I will add that something like this sort of adulteration affected my earliest trials with Dossie’s rose-pink.  Each batch of rose-pink takes roughly eight hours to prepare, boiling the shavings in alum and water, multiply filtering them through paper, then slowly evaporating the resulting tincture, all the while “washing over” a quantity of chalk with a further quantity of alum.  But, every time, even changing sources of chalk, water, and alum, even altering the proportions of alum in the chalk, or differently grinding chalk with tincture, I would see that crimson tincture hit the chalk and transform, within minutes, to a deep violet hue, exactly what Dossie inveighs against.

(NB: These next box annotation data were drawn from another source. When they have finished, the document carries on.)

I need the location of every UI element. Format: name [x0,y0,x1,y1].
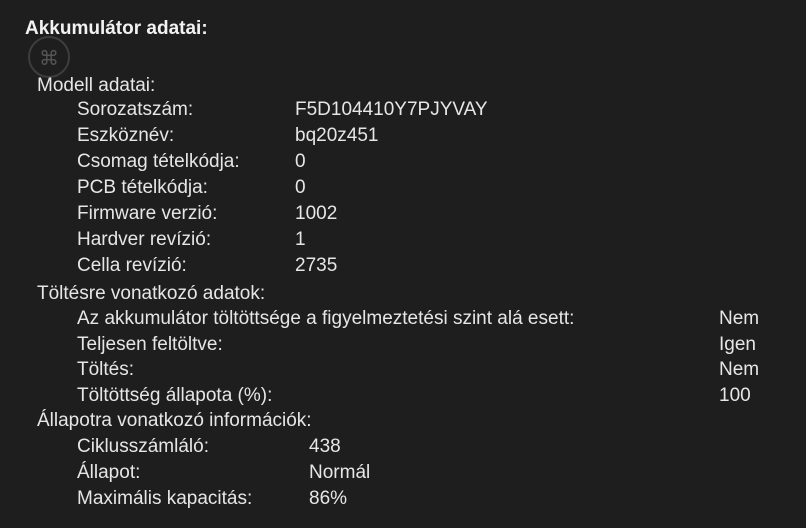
value-cell-revision: 2735 [295,255,338,276]
value-hardware-revision: 1 [295,229,306,250]
label-maximum-capacity: Maximális kapacitás: [77,488,253,509]
label-fully-charged: Teljesen feltöltve: [77,334,223,355]
value-fully-charged: Igen [719,334,756,355]
label-condition: Állapot: [77,462,141,483]
value-serial-number: F5D104410Y7PJYVAY [295,99,488,120]
value-device-name: bq20z451 [295,125,379,146]
section-heading-model: Modell adatai: [37,75,156,96]
value-pcb-lot-code: 0 [295,177,306,198]
value-charging: Nem [719,359,760,380]
section-heading-health: Állapotra vonatkozó információk: [37,410,312,431]
label-state-of-charge: Töltöttség állapota (%): [77,385,273,406]
value-state-of-charge: 100 [719,385,751,406]
label-cycle-count: Ciklusszámláló: [77,436,209,457]
command-key-icon: ⌘ [28,36,70,78]
label-serial-number: Sorozatszám: [77,99,194,120]
label-charging: Töltés: [77,359,135,380]
value-firmware-version: 1002 [295,203,338,224]
label-cell-revision: Cella revízió: [77,255,187,276]
label-below-warning-level: Az akkumulátor töltöttsége a figyelmezte… [77,308,575,329]
section-heading-charge: Töltésre vonatkozó adatok: [37,283,266,304]
value-cycle-count: 438 [309,436,341,457]
value-below-warning-level: Nem [719,308,760,329]
value-pack-lot-code: 0 [295,151,306,172]
label-hardware-revision: Hardver revízió: [77,229,212,250]
label-pcb-lot-code: PCB tételkódja: [77,177,208,198]
label-firmware-version: Firmware verzió: [77,203,218,224]
value-maximum-capacity: 86% [309,488,348,509]
label-device-name: Eszköznév: [77,125,175,146]
label-pack-lot-code: Csomag tételkódja: [77,151,240,172]
value-condition: Normál [309,462,371,483]
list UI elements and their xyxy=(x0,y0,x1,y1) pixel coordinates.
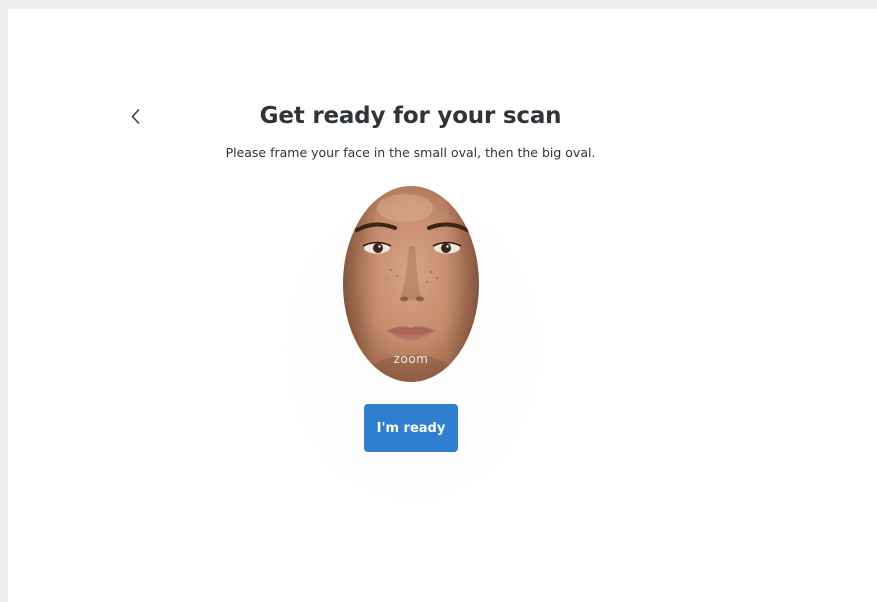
face-preview-oval: zoom xyxy=(343,186,479,382)
page-title: Get ready for your scan xyxy=(259,103,562,129)
page-subtitle: Please frame your face in the small oval… xyxy=(225,145,596,160)
scan-card: Get ready for your scan Please frame you… xyxy=(8,9,877,602)
zoom-watermark: zoom xyxy=(393,352,429,366)
im-ready-button[interactable]: I'm ready xyxy=(364,404,458,452)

It was only after acquiring a small offcut of plantation-grown brazilwood and transforming it to sawdust myself that I was able to achieve the deep, dark red which was the object of Atlantic piracy and ecological predation.  Logwood shavings look like brazilwood to a human eye (though, I have since discovered, they smell different to a human nose).  What I had been working with before had clearly been stepped on by a supplier up the supply chain, or swapped out altogether– either as a cost-cutting measure, or simply by mistaking one pile of shavings for another.

P. Toornenburgh, “De beinnenplaats van het Rasphuis” (c. 1799), where labor, extracted from convicts, extracted dye from paubrasilia.

The European brazilwood system militated against adulteration by scrupulously controlling the supply and circulation of the true brazilwood shavings, extracting rent along the way.  Some of this rent was extracted in import fees and duties, but other methods were also tried, including the Rasphuis in Amsterdam, a state-controlled penal institution which employed the forced labor of convicts to rasp whole logs into shavings.  (I reduced my scrap of brazilwood by running it over a stack dado-head cutter on a table saw attached to a shop vacuum.)

Here’s the recipe from Dossie’s Handmaid to the Arts; quantities can of course be reduced as long as the ratio is maintained.  A good starting place is a ratio of ten grams to every pound.

Take Brazil wood six pounds, or three pounds of Brazil wood and three of Peachy wood.  Boil them an hour with three gallons of water, in which a quarter of a Pound of allum is dissolved.  Purify then the fluid by straining through flannel, and put back the wood into the boiler with the same quantity of allum, and proceed as before; repeating this a third time.  Mix then the three quantites of tincture together, and evaporate them till only two quarts of fluid remain, which evaporation must be performed first in the pewter boiler, and afterwards in the balneo mariae.  Prepare in the mean-time eight pounds of chalk by washing over; a pound of allum being put into the water used for that purpose, which, after the chalk is washed, must be poured off and supplied by a fresh quantity, till the chalk be freed from the salt formed by the allum; after which it must be dried to the consistence of stiff clay.  The chalk, and tincture as above prepared, must be then well mixed together by grinding.

If your reagents are good, you will wind up with a pigment somewhere between crimson and fuchsia; if they are adulterated, you will have a rich purple one, which, for what it is worth, the Motley Emblem’s junior apprentice (age 9) vastly prefers.